You get out what you put in

Lorraine Smith launched HR consultancy Bravo Zulu in 2010 and now works with a range of businesses – from one employee up to 500. As an HR professional, Lorraine has made the most of the Chamber’s legal and HR helplines and documentation to offer peace of mind to her clients. On top of that, she was given sound advice by the Chamber’s sector executive Emma Rynberk when she first set up the company.

“I was in the Royal Navy before I moved into the world of HR and I have been in this sector for 18 years now,” said Lorraine.

“I have worked for other companies and organisations previously but decided to set up on my own in 2010.

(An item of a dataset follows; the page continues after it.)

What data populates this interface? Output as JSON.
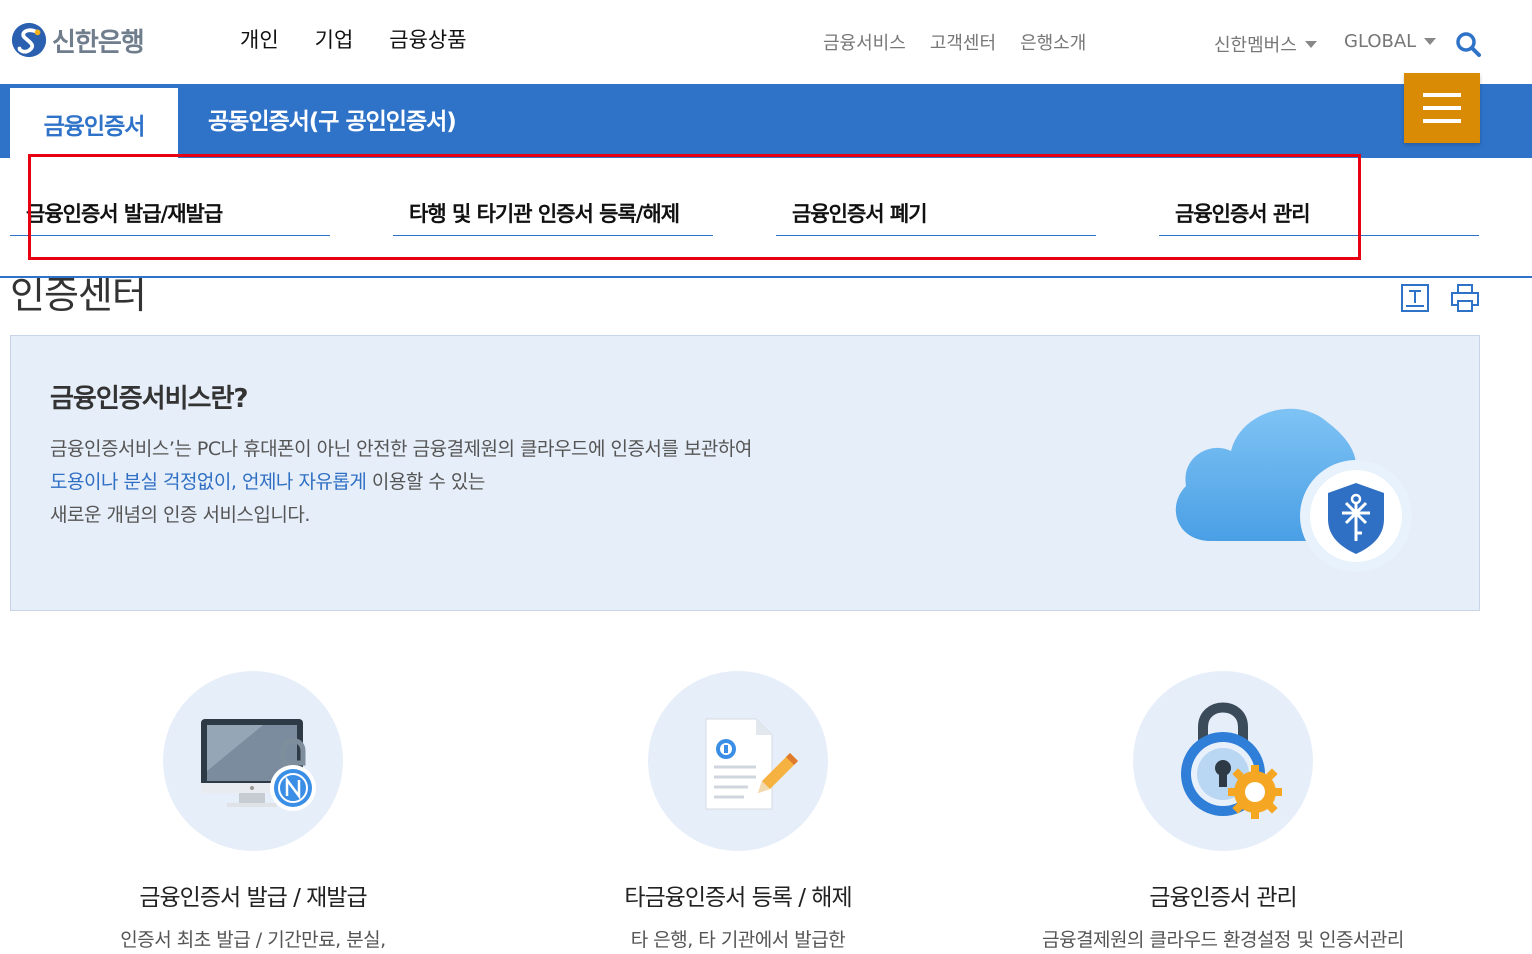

“The skills and knowledge you need for HR are transferable across many sectors and that means I can work with any business, from schools to engineering companies.

“I have found the Chamber to be an outstanding resource. Even though I am an HR consultant with an employment law qualification, being able to tap into the Chamber’s own HR service has been a big help.

“In industry, you have your own legal department to call upon for advice and reassurance. So when you work on your own to have the Chamber there has been invaluable to me.

“Very often, my clients who are Chamber members use it as well. They have me to advise and ask the right questions but the Chamber is there to offer extra reassurance.

“They always respond and the advice is always sound.”

She added: “The business is going brilliantly and I had great support from Emma Rynberk at the outset, which was a big help.

“I have also attended several networking events and it’s my resolution to go to more. I know they say you get out what you put in and that’s absolutely true when it comes to your Chamber membership. There is so much on offer and it is just a case of making the most of it.”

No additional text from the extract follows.